El tradicional Te Deum, el oficial, se muda de la Catedral Porteña a Luján. Sin embargo, toda la oposición planea acudir al “Te Deum” paralelo, que se oficiará en Buenos Aires. Mientras tanto, la cena del Bicentenario que organizan los Kirchner excluye al vicepresidente y a ex Primeros mandatarios argentinos
En marzo, Cristina Fernández inauguró obras en la Basílica de Luján Informó entonces que el Te Deum del Bicentenario se iba a realizar en tierra lujanense, debido a que, explicó, la Virgen es la Patrona de la Argentina.
Se entendió entonces que los Kirchner buscaban en Lujan un escenario “no hostil”, a diferencia del que venían soportando desde la asunción de Néstor, allá por 2003, en cada acto patrio. Y la jugada estaba llamada a evitar el encuentro cara a cara con Bergoglio en una situación de asimetría comunicacional.

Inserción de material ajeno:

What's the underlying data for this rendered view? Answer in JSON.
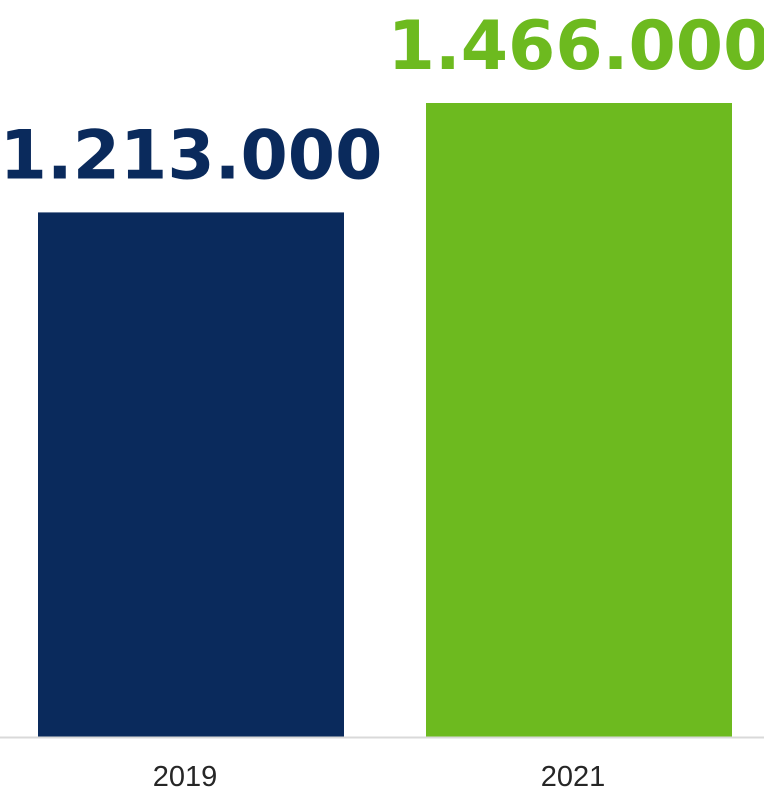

La oposición recogió el guante y adelantó que, no obstante la decisión de los Kirchner, acudiría al acto que se oficiará de todas maneras en la Capital del país. Macri, Carrió y Michetti son números puestos para el Te Deum “paralelo”.

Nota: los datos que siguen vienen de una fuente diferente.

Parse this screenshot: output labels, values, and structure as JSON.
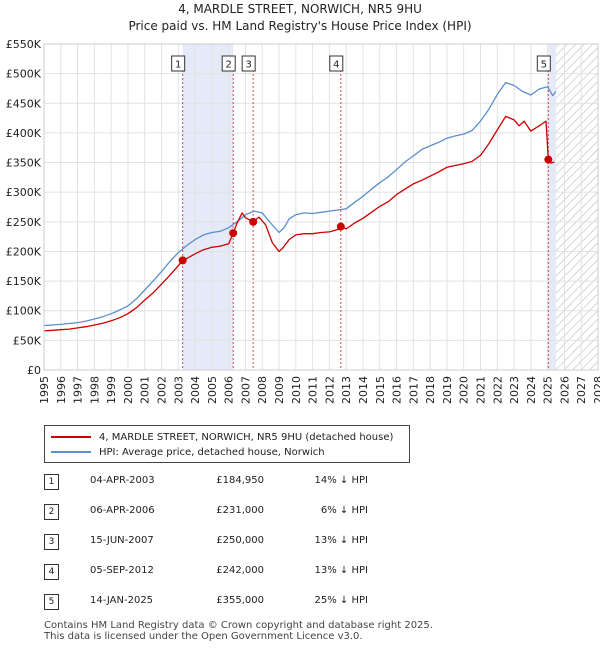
{
  "header": {
    "title": "4, MARDLE STREET, NORWICH, NR5 9HU",
    "subtitle": "Price paid vs. HM Land Registry's House Price Index (HPI)"
  },
  "chart_data": {
    "type": "line",
    "title": "4, MARDLE STREET, NORWICH, NR5 9HU",
    "subtitle": "Price paid vs. HM Land Registry's House Price Index (HPI)",
    "xlim": [
      1995,
      2028
    ],
    "ylim": [
      0,
      550000
    ],
    "x_ticks": [
      "1995",
      "1996",
      "1997",
      "1998",
      "1999",
      "2000",
      "2001",
      "2002",
      "2003",
      "2004",
      "2005",
      "2006",
      "2007",
      "2008",
      "2009",
      "2010",
      "2011",
      "2012",
      "2013",
      "2014",
      "2015",
      "2016",
      "2017",
      "2018",
      "2019",
      "2020",
      "2021",
      "2022",
      "2023",
      "2024",
      "2025",
      "2026",
      "2027",
      "2028"
    ],
    "y_ticks": [
      {
        "value": 0,
        "label": "£0"
      },
      {
        "value": 50000,
        "label": "£50K"
      },
      {
        "value": 100000,
        "label": "£100K"
      },
      {
        "value": 150000,
        "label": "£150K"
      },
      {
        "value": 200000,
        "label": "£200K"
      },
      {
        "value": 250000,
        "label": "£250K"
      },
      {
        "value": 300000,
        "label": "£300K"
      },
      {
        "value": 350000,
        "label": "£350K"
      },
      {
        "value": 400000,
        "label": "£400K"
      },
      {
        "value": 450000,
        "label": "£450K"
      },
      {
        "value": 500000,
        "label": "£500K"
      },
      {
        "value": 550000,
        "label": "£550K"
      }
    ],
    "grid": true,
    "shaded_periods": [
      {
        "from": 2003.26,
        "to": 2006.27
      },
      {
        "from": 2025.04,
        "to": 2025.5
      }
    ],
    "future_from": 2025.5,
    "series": [
      {
        "name": "4, MARDLE STREET, NORWICH, NR5 9HU (detached house)",
        "color": "#cc0000",
        "x": [
          1995.0,
          1995.5,
          1996.0,
          1996.5,
          1997.0,
          1997.5,
          1998.0,
          1998.5,
          1999.0,
          1999.5,
          2000.0,
          2000.5,
          2001.0,
          2001.5,
          2002.0,
          2002.5,
          2003.0,
          2003.26,
          2003.5,
          2004.0,
          2004.5,
          2005.0,
          2005.5,
          2006.0,
          2006.27,
          2006.5,
          2006.8,
          2007.0,
          2007.46,
          2007.8,
          2008.2,
          2008.6,
          2009.0,
          2009.2,
          2009.6,
          2010.0,
          2010.5,
          2011.0,
          2011.5,
          2012.0,
          2012.5,
          2012.68,
          2013.0,
          2013.5,
          2014.0,
          2014.5,
          2015.0,
          2015.5,
          2016.0,
          2016.5,
          2017.0,
          2017.5,
          2018.0,
          2018.5,
          2019.0,
          2019.5,
          2020.0,
          2020.5,
          2021.0,
          2021.5,
          2022.0,
          2022.5,
          2023.0,
          2023.3,
          2023.6,
          2024.0,
          2024.5,
          2024.9,
          2025.04,
          2025.2,
          2025.4
        ],
        "y": [
          66000,
          67000,
          68000,
          69000,
          71000,
          73000,
          76000,
          79000,
          83000,
          88000,
          95000,
          105000,
          118000,
          130000,
          145000,
          160000,
          176000,
          184950,
          188000,
          196000,
          203000,
          207000,
          209000,
          213000,
          231000,
          248000,
          265000,
          257000,
          250000,
          258000,
          245000,
          215000,
          200000,
          205000,
          220000,
          228000,
          230000,
          230000,
          232000,
          233000,
          237000,
          242000,
          238000,
          248000,
          256000,
          266000,
          276000,
          284000,
          296000,
          305000,
          314000,
          320000,
          327000,
          334000,
          342000,
          345000,
          348000,
          352000,
          362000,
          382000,
          405000,
          428000,
          422000,
          412000,
          420000,
          403000,
          412000,
          420000,
          355000,
          349000,
          351000
        ]
      },
      {
        "name": "HPI: Average price, detached house, Norwich",
        "color": "#5b8fcc",
        "x": [
          1995.0,
          1995.5,
          1996.0,
          1996.5,
          1997.0,
          1997.5,
          1998.0,
          1998.5,
          1999.0,
          1999.5,
          2000.0,
          2000.5,
          2001.0,
          2001.5,
          2002.0,
          2002.5,
          2003.0,
          2003.5,
          2004.0,
          2004.5,
          2005.0,
          2005.5,
          2006.0,
          2006.5,
          2007.0,
          2007.5,
          2008.0,
          2008.5,
          2009.0,
          2009.3,
          2009.6,
          2010.0,
          2010.5,
          2011.0,
          2011.5,
          2012.0,
          2012.5,
          2013.0,
          2013.5,
          2014.0,
          2014.5,
          2015.0,
          2015.5,
          2016.0,
          2016.5,
          2017.0,
          2017.5,
          2018.0,
          2018.5,
          2019.0,
          2019.5,
          2020.0,
          2020.5,
          2021.0,
          2021.5,
          2022.0,
          2022.5,
          2023.0,
          2023.5,
          2024.0,
          2024.5,
          2025.0,
          2025.3,
          2025.5
        ],
        "y": [
          75000,
          76000,
          77000,
          78500,
          80000,
          82500,
          86000,
          90000,
          95000,
          101000,
          108000,
          120000,
          135000,
          150000,
          166000,
          183000,
          198000,
          210000,
          220000,
          228000,
          232000,
          234000,
          240000,
          250000,
          262000,
          268000,
          265000,
          248000,
          232000,
          240000,
          255000,
          262000,
          265000,
          264000,
          266000,
          268000,
          270000,
          272000,
          283000,
          293000,
          305000,
          316000,
          326000,
          338000,
          351000,
          361000,
          372000,
          378000,
          384000,
          391000,
          395000,
          398000,
          404000,
          420000,
          440000,
          465000,
          485000,
          480000,
          470000,
          464000,
          474000,
          478000,
          463000,
          470000
        ]
      }
    ],
    "sales": [
      {
        "label": "1",
        "date": "04-APR-2003",
        "x": 2003.26,
        "price": 184950,
        "price_text": "£184,950",
        "hpi_text": "14% ↓ HPI"
      },
      {
        "label": "2",
        "date": "06-APR-2006",
        "x": 2006.27,
        "price": 231000,
        "price_text": "£231,000",
        "hpi_text": "6% ↓ HPI"
      },
      {
        "label": "3",
        "date": "15-JUN-2007",
        "x": 2007.46,
        "price": 250000,
        "price_text": "£250,000",
        "hpi_text": "13% ↓ HPI"
      },
      {
        "label": "4",
        "date": "05-SEP-2012",
        "x": 2012.68,
        "price": 242000,
        "price_text": "£242,000",
        "hpi_text": "13% ↓ HPI"
      },
      {
        "label": "5",
        "date": "14-JAN-2025",
        "x": 2025.04,
        "price": 355000,
        "price_text": "£355,000",
        "hpi_text": "25% ↓ HPI"
      }
    ]
  },
  "legend": {
    "property_label": "4, MARDLE STREET, NORWICH, NR5 9HU (detached house)",
    "hpi_label": "HPI: Average price, detached house, Norwich",
    "property_color": "#cc0000",
    "hpi_color": "#5b8fcc"
  },
  "footer": {
    "line1": "Contains HM Land Registry data © Crown copyright and database right 2025.",
    "line2": "This data is licensed under the Open Government Licence v3.0."
  }
}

La frutilla del postre es la planificación del acto nocturno. Es que para la noche del 25, el Gobierno prepara una reunión bajo la consigna “200 años, 200 invitados”. No integran la nómina de invitados ni el vicepresidente, Julio Cobos, ni ninguno de quienes antecedieron a los Kirchner en la Primera Magistratura: nada de Duhalde, De la Rúa ni Menem.
El ministro Florencio Randazzo salió en las últimas horas a calmar las aguas en torno a ambas decisiones. “No está politizado el Bicentenario”, señaló.